I found this one, because I love comprehensions:

``````[ DateTime(Dates.UTInstant{Millisecond}(Millisecond(Int64(floor(x))))) for x in range(Dates.value(d1),Dates.value(d2),length=100)]
``````

But its not a range, just an array.

A major difference between this implementation and builtin `range(a, b, length)` (e.g. for numbers) is that the last element of `mylinspace` isn’t equal to `d2` argument. Even more, the last element can be larger that `d2`! And these are just the obvious things I noticed.

Anyway, it’s strange that `range` is not supported for `DateTimes`. This cannot be intentional, right?

Yea, I know. You are right that the last element can be larger, that’s a problem. But as to it being equal to `d2` `range` doesn’t do that either:

``````julia> range(0, 1, step = 0.11)[end]
0.99
``````

`range` with `step` doesn’t, but that’s fine - it’s impossible if `b-a` is not divisible by `step`. But `range` with `length` does have the property that `range(a, b, length)[end] == b` as far as I can see.

Just because the calculated step can be a Float.
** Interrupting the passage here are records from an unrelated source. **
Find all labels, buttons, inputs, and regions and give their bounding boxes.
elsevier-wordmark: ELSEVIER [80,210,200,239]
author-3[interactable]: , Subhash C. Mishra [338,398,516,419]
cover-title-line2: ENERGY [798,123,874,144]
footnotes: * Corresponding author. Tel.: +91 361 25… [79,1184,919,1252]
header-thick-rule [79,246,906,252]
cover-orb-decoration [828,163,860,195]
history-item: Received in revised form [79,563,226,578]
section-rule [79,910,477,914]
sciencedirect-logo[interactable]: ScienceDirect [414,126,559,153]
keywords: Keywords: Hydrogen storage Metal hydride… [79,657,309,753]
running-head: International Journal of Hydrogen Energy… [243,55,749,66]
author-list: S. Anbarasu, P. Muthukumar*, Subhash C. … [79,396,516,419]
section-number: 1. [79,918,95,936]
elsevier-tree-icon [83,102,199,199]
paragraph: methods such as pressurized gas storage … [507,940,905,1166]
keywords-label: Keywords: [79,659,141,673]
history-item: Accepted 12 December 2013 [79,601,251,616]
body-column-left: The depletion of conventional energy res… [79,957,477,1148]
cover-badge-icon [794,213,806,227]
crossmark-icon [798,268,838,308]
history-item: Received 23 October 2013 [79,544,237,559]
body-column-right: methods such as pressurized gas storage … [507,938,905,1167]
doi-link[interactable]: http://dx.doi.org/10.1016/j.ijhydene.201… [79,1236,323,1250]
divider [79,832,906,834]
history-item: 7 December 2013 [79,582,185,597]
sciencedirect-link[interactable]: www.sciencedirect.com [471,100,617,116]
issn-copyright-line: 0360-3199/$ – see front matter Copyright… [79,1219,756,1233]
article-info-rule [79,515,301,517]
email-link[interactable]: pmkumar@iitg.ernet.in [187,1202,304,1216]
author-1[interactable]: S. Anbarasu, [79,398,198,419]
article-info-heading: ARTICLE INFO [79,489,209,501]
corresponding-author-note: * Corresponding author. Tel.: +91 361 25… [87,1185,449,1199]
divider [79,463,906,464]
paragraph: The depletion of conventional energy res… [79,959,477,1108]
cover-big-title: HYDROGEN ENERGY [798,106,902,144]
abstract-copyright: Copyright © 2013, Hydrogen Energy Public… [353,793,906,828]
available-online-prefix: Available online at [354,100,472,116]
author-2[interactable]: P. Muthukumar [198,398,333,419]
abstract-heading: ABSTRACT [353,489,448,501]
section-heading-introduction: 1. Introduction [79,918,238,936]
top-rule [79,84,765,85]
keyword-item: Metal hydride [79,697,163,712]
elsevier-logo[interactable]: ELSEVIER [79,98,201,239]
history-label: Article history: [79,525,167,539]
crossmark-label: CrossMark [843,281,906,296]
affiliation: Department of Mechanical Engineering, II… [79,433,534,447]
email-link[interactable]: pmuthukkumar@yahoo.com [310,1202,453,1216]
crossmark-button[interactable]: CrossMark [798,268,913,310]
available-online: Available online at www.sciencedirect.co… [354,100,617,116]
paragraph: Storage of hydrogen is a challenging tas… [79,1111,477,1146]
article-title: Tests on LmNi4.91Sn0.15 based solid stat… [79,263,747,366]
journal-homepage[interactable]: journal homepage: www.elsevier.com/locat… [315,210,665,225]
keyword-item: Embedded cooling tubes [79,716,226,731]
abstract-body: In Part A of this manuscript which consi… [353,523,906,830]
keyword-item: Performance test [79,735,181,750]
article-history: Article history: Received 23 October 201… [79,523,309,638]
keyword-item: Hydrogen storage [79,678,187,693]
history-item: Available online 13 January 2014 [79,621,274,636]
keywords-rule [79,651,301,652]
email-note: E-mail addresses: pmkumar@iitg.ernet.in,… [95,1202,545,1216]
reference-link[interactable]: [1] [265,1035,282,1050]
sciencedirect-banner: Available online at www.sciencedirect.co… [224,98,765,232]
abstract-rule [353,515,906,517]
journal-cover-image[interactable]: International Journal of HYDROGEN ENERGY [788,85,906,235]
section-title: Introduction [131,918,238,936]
So range is exact only in the limits of Floats.

DateTime has a similar limitation in the sense that Nanosecond is the smallset step it can encode.

Perhaps it would be good to create an issue for this?

You can use `range` to create a `LinRange{DateTime}`, though it fails on `show`, or `getindex`. Only `first` seems to work, here on julia 1.3 rc2:

``````using Dates
starttime = DateTime(2000, 1, 1, 0, 0)
endtime = DateTime(2000, 1, 2, 0, 0)
r = range(starttime, endtime, length=5);  # no error as long as you suppress show with a ;
typeof(r)  # -> LinRange{DateTime}
first(r)  # -> 2000-01-01T00:00:00
r
``````
``````ERROR: MethodError: no method matching *(::Float64, ::DateTime)
Closest candidates are:
*(::Any, ::Any, ::Any, ::Any...) at operators.jl:529
*(::Float64, ::Float64) at float.jl:405
*(::AbstractFloat, ::Bool) at bool.jl:112
...
Stacktrace:
 unsafe_getindex(::LinRange{DateTime}, ::Int64) at .\range.jl:663
 getindex(::LinRange{DateTime}, ::Int64) at .\range.jl:642
``````
1 Like

I filed the issue: https://github.com/JuliaLang/julia/issues/35446

3 Likes

If you are fine with a uniformly-spaced (as good as possible) vector of DateTime values you can compute the range in unix and convert back to DateTime objects. For example:

function GetTimestampRange(firstTimestamp, lastTimestamp, length)
firstTimestampAsUnix = datetime2unix(firstTimestamp)
lastTimestampAsUnix = datetime2unix(lastTimestamp)
vecOfUnixTimestamps = [range(firstTimestampAsUnix, lastTimestampAsUnix, length = length)…]
return unix2datetime.(vecOfUnixTimestamps)
end

1 Like

If you’re willing to try NanoDates.jl, you can get a range similar to what you wanted originally. However, instead of giving range an integer length, you have to give it a Period.

``````using Dates, NanoDates

nd1 = NanoDate(2000, 1, 1, 0, 0)
nd2 = NanoDate(2000, 1, 2, 0, 0)
step = Nanosecond((nd2 - nd1).value ÷ 100) # The division must return an integer.
r100 = nd1:step:nd2
r15m = nd1:Minute(15):nd2
r4h = nd1:Hour(4):nd2
``````

What’s the benefit here compared to Dates? They also allow ranges with manually specified steps, as I understand.

I should have experimented a little bit more before posting. My newness to Julia is showing, and I didn’t realize DateTime could do nearly the same thing in this case.